APRA keen to avoid home loan and deposit intervention

Bernard Kellerman
The  Australian Prudential Regulation Authority's chairman, Wayne Byres, appeared before the Senate Standing Committee on Economics yesterday and raised "two issues of current interest", namely the prudential regulator's stance on intervention in the mortgage market and the publication of MySuper statistics

First-up, Byres took umbrage at some media comments stemming from the Reserve Bank's Financial Stability Review. Byres asserted that comments on the need for sound lending practices were wrongly interpreted as indicating Australia was "on the verge of macroprudential interventions", such as hard limits on certain types of loans, or minimum deposit requirements for borrowers.

Countering this, he was keen to let the committee know that APRA generally avoided outright prohibitions on activities where possible. He said the agency's philosophy was to encourage institutions to set their own appetite for risk, while creating incentives for prudent lending.

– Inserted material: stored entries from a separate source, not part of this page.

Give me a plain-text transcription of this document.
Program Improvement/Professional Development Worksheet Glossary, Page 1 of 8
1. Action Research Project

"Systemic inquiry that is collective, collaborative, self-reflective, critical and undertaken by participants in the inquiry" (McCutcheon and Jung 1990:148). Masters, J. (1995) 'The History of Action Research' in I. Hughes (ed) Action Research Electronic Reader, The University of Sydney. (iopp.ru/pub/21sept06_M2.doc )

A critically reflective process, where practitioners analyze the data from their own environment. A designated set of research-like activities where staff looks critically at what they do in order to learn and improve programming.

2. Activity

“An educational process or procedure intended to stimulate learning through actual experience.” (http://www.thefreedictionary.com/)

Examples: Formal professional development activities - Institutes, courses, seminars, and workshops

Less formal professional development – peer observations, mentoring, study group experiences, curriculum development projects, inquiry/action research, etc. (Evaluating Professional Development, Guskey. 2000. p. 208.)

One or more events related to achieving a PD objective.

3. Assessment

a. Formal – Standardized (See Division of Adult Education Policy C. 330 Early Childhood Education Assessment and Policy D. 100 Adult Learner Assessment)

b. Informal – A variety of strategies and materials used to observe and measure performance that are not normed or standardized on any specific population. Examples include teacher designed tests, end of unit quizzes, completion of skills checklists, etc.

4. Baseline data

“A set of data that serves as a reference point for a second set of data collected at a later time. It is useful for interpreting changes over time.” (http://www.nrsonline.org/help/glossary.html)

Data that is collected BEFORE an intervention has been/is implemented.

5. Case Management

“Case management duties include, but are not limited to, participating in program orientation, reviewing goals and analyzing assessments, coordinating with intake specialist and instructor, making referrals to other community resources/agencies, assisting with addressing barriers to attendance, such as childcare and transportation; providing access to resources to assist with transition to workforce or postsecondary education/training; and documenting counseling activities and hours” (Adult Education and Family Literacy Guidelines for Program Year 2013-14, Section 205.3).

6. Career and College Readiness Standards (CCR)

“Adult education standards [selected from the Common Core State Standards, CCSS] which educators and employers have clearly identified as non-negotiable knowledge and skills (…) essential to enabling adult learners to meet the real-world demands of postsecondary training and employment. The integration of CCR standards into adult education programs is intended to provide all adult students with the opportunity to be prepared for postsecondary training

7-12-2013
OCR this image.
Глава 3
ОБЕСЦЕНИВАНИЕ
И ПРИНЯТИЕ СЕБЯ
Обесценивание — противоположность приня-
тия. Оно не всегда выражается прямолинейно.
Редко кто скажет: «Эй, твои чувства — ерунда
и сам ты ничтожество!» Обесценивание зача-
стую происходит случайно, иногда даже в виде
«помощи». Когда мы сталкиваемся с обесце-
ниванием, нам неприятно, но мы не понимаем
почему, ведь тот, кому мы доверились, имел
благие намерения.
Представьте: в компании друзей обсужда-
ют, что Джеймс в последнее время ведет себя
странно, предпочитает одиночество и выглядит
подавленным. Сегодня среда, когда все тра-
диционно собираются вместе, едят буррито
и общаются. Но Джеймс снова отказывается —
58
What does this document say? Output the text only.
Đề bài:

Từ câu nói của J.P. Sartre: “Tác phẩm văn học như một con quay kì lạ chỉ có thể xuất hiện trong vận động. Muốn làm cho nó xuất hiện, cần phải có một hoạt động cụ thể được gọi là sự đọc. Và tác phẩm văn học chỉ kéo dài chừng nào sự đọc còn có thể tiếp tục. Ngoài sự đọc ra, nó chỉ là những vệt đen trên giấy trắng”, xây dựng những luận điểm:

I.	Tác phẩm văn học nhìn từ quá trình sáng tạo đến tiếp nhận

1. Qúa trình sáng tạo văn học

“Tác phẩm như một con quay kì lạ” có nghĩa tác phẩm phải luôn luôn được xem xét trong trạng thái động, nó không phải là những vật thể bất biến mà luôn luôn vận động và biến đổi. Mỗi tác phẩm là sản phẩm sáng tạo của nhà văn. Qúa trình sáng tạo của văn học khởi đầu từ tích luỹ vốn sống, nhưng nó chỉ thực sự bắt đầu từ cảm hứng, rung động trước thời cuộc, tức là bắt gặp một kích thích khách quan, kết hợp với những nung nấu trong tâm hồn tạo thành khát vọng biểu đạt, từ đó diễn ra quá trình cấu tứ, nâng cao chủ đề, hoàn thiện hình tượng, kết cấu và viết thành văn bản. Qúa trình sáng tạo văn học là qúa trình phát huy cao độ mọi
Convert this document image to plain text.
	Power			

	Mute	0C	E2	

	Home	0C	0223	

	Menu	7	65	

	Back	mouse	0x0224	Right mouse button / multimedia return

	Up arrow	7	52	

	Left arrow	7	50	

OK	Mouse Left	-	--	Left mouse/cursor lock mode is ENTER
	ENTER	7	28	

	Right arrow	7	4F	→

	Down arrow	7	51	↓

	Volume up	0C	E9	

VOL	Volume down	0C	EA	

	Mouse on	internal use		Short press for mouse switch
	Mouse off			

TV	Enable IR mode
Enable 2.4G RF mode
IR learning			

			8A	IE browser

"That is not to say that we would never use the sorts of tools being employed elsewhere, but they are unlikely to be the first ones we reach for," Byres said.

He added that lifting the levels of "supervisory intensity and regulatory requirements" in the face of higher risk activity in the housing market "is not new" to APRA.

"We see it as standard supervision. In the period from 2002 to 2004, for example, there was a similarly strong run-up in house prices, and similar concerns about higher risk lending and emerging imbalances. We're doing now what we did then: collecting additional information, counselling the more aggressive lenders, and seeking assurances from Boards of our lenders that they are actively monitoring lending standards."

Byres told the Committee that APRA "is about to finalise guidance" on sound mortgage lending practice, following a "comprehensive stress test" of the largest lenders.

He also noted that APRA's initial MySuper quarterly statistics were published earlier this month, covering the four quarters ending September 2013 to June 2014, as "part of a much broader and richer suite of superannuation publications that APRA is implementing."

"For MySuper products in particular, it will be some time yet before there is sufficient information available to assess the impact of the reforms on members' outcomes," he said.